Heroes of Comedy titles.

Heroes Of Comedy (1995)

Channel 4 documentary. 33 episodes (6 series), 1995 - 2003.

Press Clippings

If the names Captain Kremmen, Marcel Wave, Sid Snot and Cupid Stunt mean anything to you, then it's a safe bet that you're familiar with the work of the late Kenny Everett. Jeremy Beadle, Barry Cryer, Barry Took, and Steve Wright celebrate the work of a comedian who was always in the best possible taste.

Richard Vine, The Guardian, 21st January 2011

The actor and writer Eric Sykes, with whom Hattie Jacques had an enduring partnership on television, once described the matronly comic actress as "one of the very best". She was also referred to as the "Mother Superior of the Carry On family". This repeated profile, with contributions from Sykes, Miriam Margolyes and Mo Mowlam, looks back at Jacques's life and career in television and film, and at the sad fact that her talents as a straight actress were often overlooked because, as she lamented, directors only gave her "funny fat lady" parts. A new drama about Jacques's life, Hattie, airs on BBC Four on Wednesday, January 19.

Simon Horsford, The Telegraph, 6th January 2011

Kenny Everett died 15 years ago, which seems an awfully long time to have been without the DJ/comedian who specialised in bad taste, anarchic humour and a biting line in satire. First shown on Channel 4, this affectionate tribute features Barry Cryer, Steve Wright and Barry Took, who celebrate the weird genius of Everett's career on radio and on TV, where his mix of nonsense, rudery and stabs at authority have been missed. The characters he created, such as Sid Snot and Marcel Wave, also defined his humour, although it's telling that this insecure comedian once said about his time on radio, "It's a good place to work if you are not really a jolly person but want to appear to be one."

Simon Horsford, The Telegraph, 6th August 2010

A worthwhile repeat of this episode from Channel 4's 1998 series Heroes of Comedy about Benny Hill, a comic who managed the trick of being popular on both sides of the Atlantic. And he didn't stop there: Hill had fans from China and Russia too. As he once observed of his visual humour: "I can get my face slapped in six languages." This tribute captures the man behind the bawdy "seaside postcard" humour: the shy, humble loner.
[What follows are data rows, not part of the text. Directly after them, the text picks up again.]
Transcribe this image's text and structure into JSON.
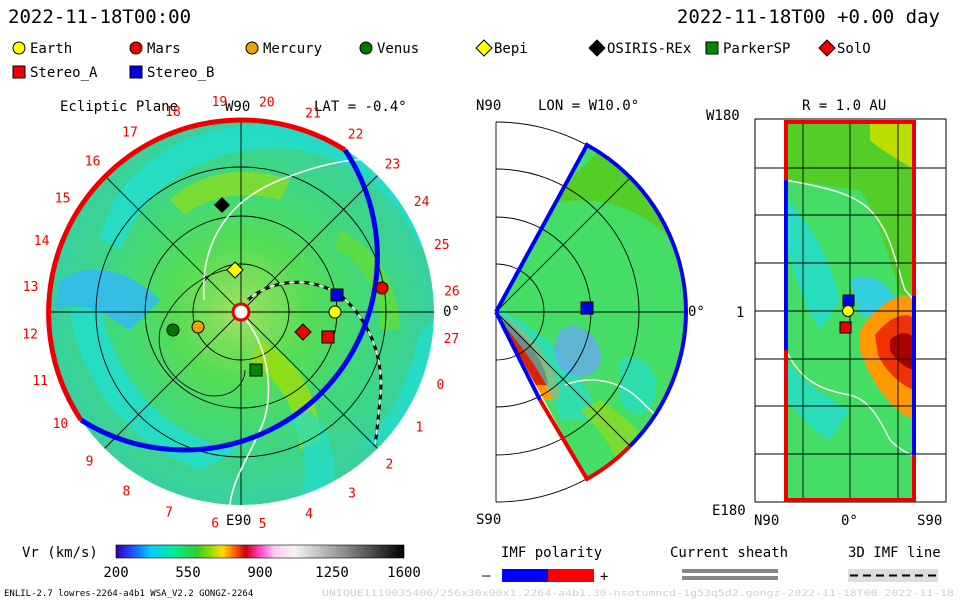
{
  "header": {
    "left_datetime": "2022-11-18T00:00",
    "right_datetime": "2022-11-18T00 +0.00 day"
  },
  "legend_bodies": [
    {
      "label": "Earth",
      "symbol": "circle",
      "color": "#ffff00"
    },
    {
      "label": "Mars",
      "symbol": "circle",
      "color": "#ee0000"
    },
    {
      "label": "Mercury",
      "symbol": "circle",
      "color": "#f2a000"
    },
    {
      "label": "Venus",
      "symbol": "circle",
      "color": "#007700"
    },
    {
      "label": "Bepi",
      "symbol": "diamond",
      "color": "#ffff00"
    },
    {
      "label": "OSIRIS-REx",
      "symbol": "diamond",
      "color": "#000000"
    },
    {
      "label": "ParkerSP",
      "symbol": "square",
      "color": "#008800"
    },
    {
      "label": "SolO",
      "symbol": "diamond",
      "color": "#ee0000"
    },
    {
      "label": "Stereo_A",
      "symbol": "square",
      "color": "#ee0000"
    },
    {
      "label": "Stereo_B",
      "symbol": "square",
      "color": "#0000dd"
    }
  ],
  "panel_ecliptic": {
    "title": "Ecliptic Plane",
    "top_label": "W90",
    "lat_label": "LAT = -0.4°",
    "right_label": "0°",
    "bottom_label": "E90",
    "rotation_labels": [
      "20",
      "21",
      "22",
      "23",
      "24",
      "25",
      "26",
      "27",
      "0",
      "1",
      "2",
      "3",
      "4",
      "5",
      "6",
      "7",
      "8",
      "9",
      "10",
      "11",
      "12",
      "13",
      "14",
      "15",
      "16",
      "17",
      "18",
      "19"
    ]
  },
  "panel_meridional": {
    "top_left_label": "N90",
    "lon_label": "LON = W10.0°",
    "right_label": "0°",
    "bottom_label": "S90"
  },
  "panel_radius": {
    "title": "R = 1.0 AU",
    "top_left_label": "W180",
    "middle_label": "1",
    "bottom_left_label": "E180",
    "x_labels": [
      "N90",
      "0°",
      "S90"
    ]
  },
  "colorbar": {
    "label": "Vr (km/s)",
    "ticks": [
      "200",
      "550",
      "900",
      "1250",
      "1600"
    ]
  },
  "imf_polarity": {
    "title": "IMF polarity",
    "minus": "–",
    "plus": "+",
    "neg_color": "#0000ff",
    "pos_color": "#ff0000"
  },
  "current_sheath": {
    "title": "Current sheath"
  },
  "imf_line": {
    "title": "3D IMF line"
  },
  "footer": {
    "left": "ENLIL-2.7 lowres-2264-a4b1 WSA_V2.2 GONGZ-2264",
    "right": "UNIQUE1119035406/256x30x90x1.2264-a4b1.30-nsotumncd-1g53q5d2.gongz-2022-11-18T00   2022-11-18"
  }
}
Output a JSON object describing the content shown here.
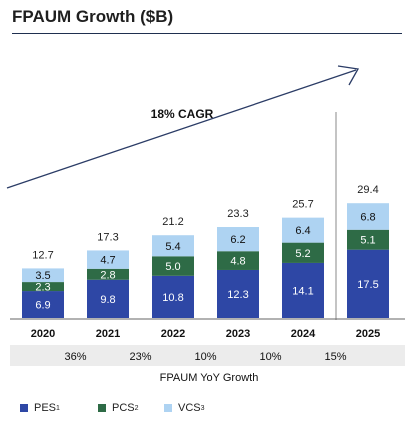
{
  "title": "FPAUM Growth ($B)",
  "annotation": "18% CAGR",
  "growth_label": "FPAUM YoY Growth",
  "growth_rates": [
    "36%",
    "23%",
    "10%",
    "10%",
    "15%"
  ],
  "legend": [
    {
      "label": "PES",
      "sup": "1",
      "color": "#2e47a5"
    },
    {
      "label": "PCS",
      "sup": "2",
      "color": "#2e6b46"
    },
    {
      "label": "VCS",
      "sup": "3",
      "color": "#aed3f2"
    }
  ],
  "chart_data": {
    "type": "bar",
    "stacked": true,
    "categories": [
      "2020",
      "2021",
      "2022",
      "2023",
      "2024",
      "2025"
    ],
    "series": [
      {
        "name": "PES",
        "color": "#2e47a5",
        "values": [
          6.9,
          9.8,
          10.8,
          12.3,
          14.1,
          17.5
        ]
      },
      {
        "name": "PCS",
        "color": "#2e6b46",
        "values": [
          2.3,
          2.8,
          5.0,
          4.8,
          5.2,
          5.1
        ]
      },
      {
        "name": "VCS",
        "color": "#aed3f2",
        "values": [
          3.5,
          4.7,
          5.4,
          6.2,
          6.4,
          6.8
        ]
      }
    ],
    "totals": [
      "12.7",
      "17.3",
      "21.2",
      "23.3",
      "25.7",
      "29.4"
    ],
    "ylim": [
      0,
      30
    ],
    "grid": false
  }
}
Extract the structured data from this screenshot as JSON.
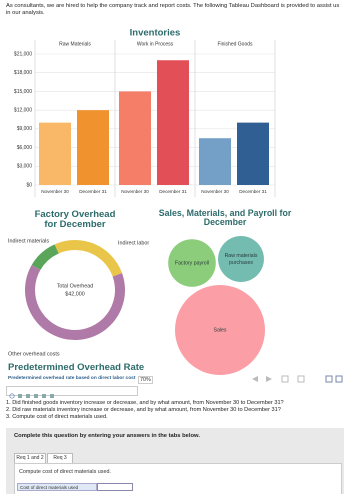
{
  "intro": "As consultants, we are hired to help the company track and report costs. The following Tableau Dashboard is provided to assist us in our analysis.",
  "chart_data": [
    {
      "type": "bar",
      "title": "Inventories",
      "categories": [
        "November 30",
        "December 31"
      ],
      "series": [
        {
          "name": "Raw Materials",
          "colors": [
            "#f9b868",
            "#f0922e"
          ],
          "values": [
            10000,
            12000
          ]
        },
        {
          "name": "Work in Process",
          "colors": [
            "#f57e68",
            "#e34f56"
          ],
          "values": [
            15000,
            20000
          ]
        },
        {
          "name": "Finished Goods",
          "colors": [
            "#74a0c8",
            "#2f5f93"
          ],
          "values": [
            7500,
            10000
          ]
        }
      ],
      "ylim": [
        0,
        21000
      ],
      "yticks": [
        {
          "value": 0,
          "label": "$0"
        },
        {
          "value": 3000,
          "label": "$3,000"
        },
        {
          "value": 6000,
          "label": "$6,000"
        },
        {
          "value": 9000,
          "label": "$9,000"
        },
        {
          "value": 12000,
          "label": "$12,000"
        },
        {
          "value": 15000,
          "label": "$15,000"
        },
        {
          "value": 18000,
          "label": "$18,000"
        },
        {
          "value": 21000,
          "label": "$21,000"
        }
      ],
      "grid": true
    },
    {
      "type": "donut",
      "title": "Factory Overhead for December",
      "categories": [
        "Indirect materials",
        "Indirect labor",
        "Other overhead costs"
      ],
      "values": [
        4200,
        11000,
        26800
      ],
      "colors": [
        "#5aa55a",
        "#e9c64a",
        "#b07aa8"
      ],
      "center_text": [
        "Total Overhead",
        "$42,000"
      ]
    },
    {
      "type": "bubble",
      "title": "Sales, Materials, and Payroll for December",
      "categories": [
        "Factory payroll",
        "Raw materials purchases",
        "Sales"
      ],
      "values": [
        28000,
        26000,
        100000
      ],
      "colors": [
        "#8bcd7a",
        "#75bcb0",
        "#fb9ea6"
      ]
    }
  ],
  "overhead_rate": {
    "title": "Predetermined Overhead Rate",
    "label": "Predetermined overhead rate based on direct labor cost",
    "value": "70%"
  },
  "questions": [
    "1. Did finished goods inventory increase or decrease, and by what amount, from November 30 to December 31?",
    "2. Did raw materials inventory increase or decrease, and by what amount, from November 30 to December 31?",
    "3. Compute cost of direct materials used."
  ],
  "instructions": "Complete this question by entering your answers in the tabs below.",
  "tabs": [
    "Req 1 and 2",
    "Req 3"
  ],
  "task": "Compute cost of direct materials used.",
  "answer_label": "Cost of direct materials used"
}
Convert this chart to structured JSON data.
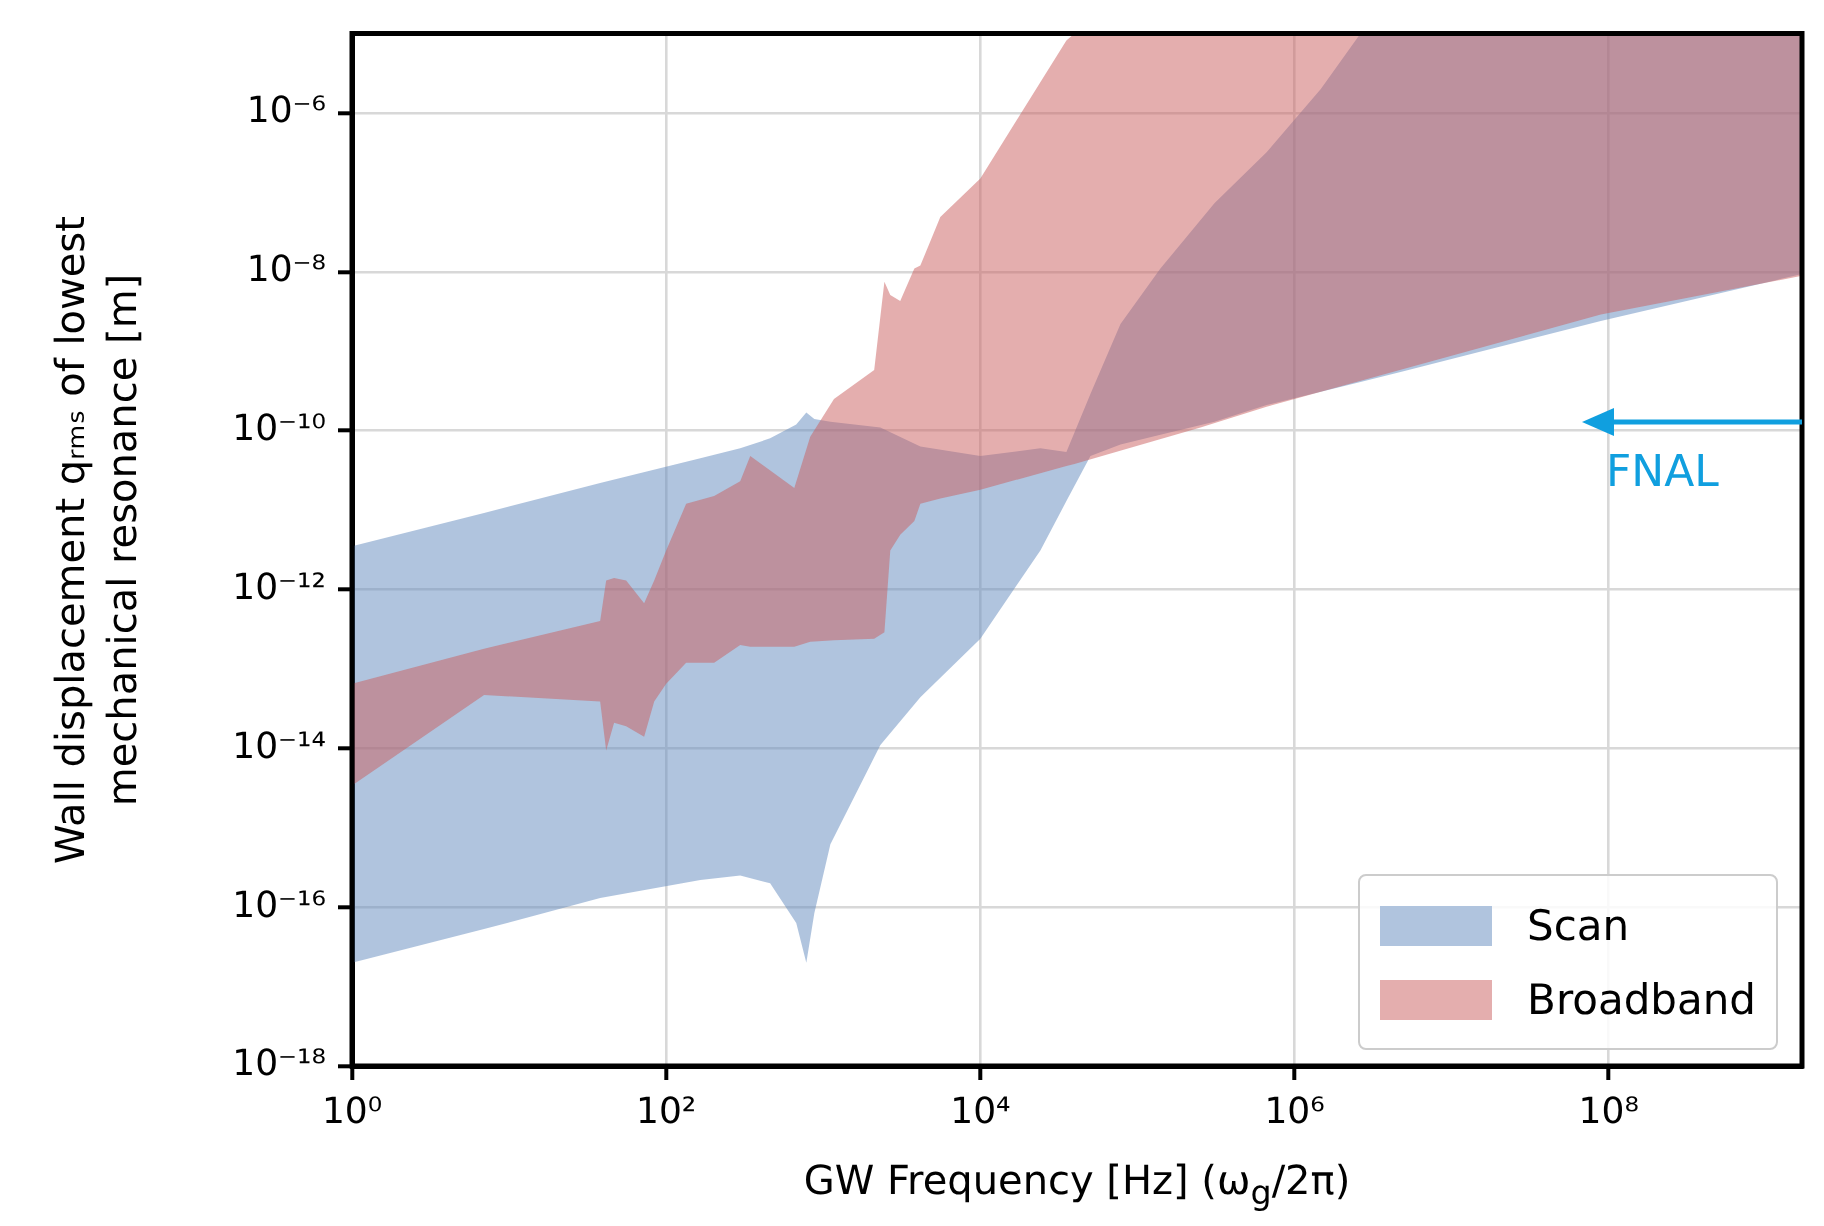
{
  "chart_data": {
    "type": "area",
    "xlabel": "GW Frequency [Hz] (ω$_{g}$/2π)",
    "ylabel": "Wall displacement qᵣₘₛ of lowest\nmechanical resonance [m]",
    "log": "xy",
    "grid": true,
    "legend": "bottom right",
    "xlim": [
      1,
      1700000000.0
    ],
    "ylim": [
      1e-18,
      1e-05
    ],
    "xticks": [
      {
        "value": 1,
        "label": "10⁰"
      },
      {
        "value": 100,
        "label": "10²"
      },
      {
        "value": 10000,
        "label": "10⁴"
      },
      {
        "value": 1000000,
        "label": "10⁶"
      },
      {
        "value": 100000000,
        "label": "10⁸"
      }
    ],
    "yticks": [
      {
        "value": 1e-18,
        "label": "10⁻¹⁸"
      },
      {
        "value": 1e-16,
        "label": "10⁻¹⁶"
      },
      {
        "value": 1e-14,
        "label": "10⁻¹⁴"
      },
      {
        "value": 1e-12,
        "label": "10⁻¹²"
      },
      {
        "value": 1e-10,
        "label": "10⁻¹⁰"
      },
      {
        "value": 1e-08,
        "label": "10⁻⁸"
      },
      {
        "value": 1e-06,
        "label": "10⁻⁶"
      }
    ],
    "annotations": [
      "FNAL"
    ],
    "series": [
      {
        "name": "Scan",
        "color": "#b0c4de",
        "x": [
          1,
          6.93,
          38,
          165,
          296,
          459,
          673,
          780,
          877,
          1110,
          2310,
          4150,
          10000,
          24100,
          35300,
          50200,
          78000,
          140000,
          309000,
          664000,
          1470000,
          2630000,
          4730000,
          89000000,
          1700000000
        ],
        "values": [
          null,
          null,
          null,
          null,
          null,
          null,
          null,
          null,
          null,
          null,
          null,
          null,
          null,
          null,
          null,
          null,
          null,
          null,
          null,
          null,
          null,
          null,
          null,
          null,
          null
        ],
        "lower": [
          2e-17,
          5.3e-17,
          1.3e-16,
          2.2e-16,
          2.5e-16,
          2e-16,
          6.3e-17,
          2e-17,
          8.4e-17,
          6.2e-16,
          1.1e-14,
          4.4e-14,
          2.4e-13,
          3.1e-12,
          1.3e-11,
          4.8e-11,
          6.7e-11,
          8.9e-11,
          1.3e-10,
          2.1e-10,
          3.1e-10,
          4.1e-10,
          5.5e-10,
          2.4e-09,
          9.4e-09
        ],
        "upper": [
          3.5e-12,
          9.2e-12,
          2.2e-11,
          4.5e-11,
          6e-11,
          8e-11,
          1.2e-10,
          1.7e-10,
          1.4e-10,
          1.3e-10,
          1.1e-10,
          6.3e-11,
          4.8e-11,
          6e-11,
          5.4e-11,
          2.9e-10,
          2.2e-09,
          1.1e-08,
          7.3e-08,
          3.2e-07,
          2e-06,
          1e-05,
          1e-05,
          1e-05,
          1e-05
        ]
      },
      {
        "name": "Broadband",
        "color": "#e4aeae",
        "x": [
          1,
          6.93,
          38,
          41.5,
          46.6,
          55.6,
          72.4,
          83.9,
          100,
          134,
          202,
          296,
          343,
          654,
          826,
          1170,
          2110,
          2450,
          2670,
          3090,
          3800,
          4150,
          5560,
          10000,
          35300,
          39700,
          252000,
          664000,
          89000000,
          1700000000
        ],
        "values": [
          null,
          null,
          null,
          null,
          null,
          null,
          null,
          null,
          null,
          null,
          null,
          null,
          null,
          null,
          null,
          null,
          null,
          null,
          null,
          null,
          null,
          null,
          null,
          null,
          null,
          null,
          null,
          null,
          null,
          null
        ],
        "lower": [
          3.4e-15,
          4.7e-14,
          3.9e-14,
          9.4e-15,
          2.1e-14,
          1.9e-14,
          1.4e-14,
          3.9e-14,
          6.5e-14,
          1.2e-13,
          1.2e-13,
          2e-13,
          1.9e-13,
          1.9e-13,
          2.2e-13,
          2.3e-13,
          2.4e-13,
          2.9e-13,
          3.1e-12,
          4.9e-12,
          7.3e-12,
          1.2e-11,
          1.4e-11,
          1.8e-11,
          3.6e-11,
          3.8e-11,
          1.1e-10,
          2e-10,
          2.9e-09,
          8.9e-09
        ],
        "upper": [
          6.5e-14,
          1.8e-13,
          4e-13,
          1.3e-12,
          1.4e-12,
          1.3e-12,
          6.7e-13,
          1.3e-12,
          3.1e-12,
          1.2e-11,
          1.5e-11,
          2.3e-11,
          4.8e-11,
          1.9e-11,
          8.4e-11,
          2.5e-10,
          5.8e-10,
          7.5e-09,
          5.1e-09,
          4.3e-09,
          1.1e-08,
          1.2e-08,
          4.9e-08,
          1.5e-07,
          8.2e-06,
          1e-05,
          1e-05,
          1e-05,
          1e-05,
          1e-05
        ]
      }
    ]
  }
}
With clips from his shows and contributions from Bob Monkhouse and Barry Took.

Simon Horsford, The Telegraph, 25th June 2010

With his hangdog expression and fruity Edinburgh burr Alastair Sim created numerous whimsical characters during a career on stage and screen that spanned more than 40 years - perhaps none more memorable than the creepily convincing Miss Fritton, headmistress in the St Trinian's films. This 1997 profile celebrates his achievements and speaks to his widow Naomi Plaskitt (Sim died in 1976), as well as hearing from friends, co-stars and admirers, including George Cole, Stephen Fry, Ian McKellen, Patricia Routledge and Nigel Hawthorne.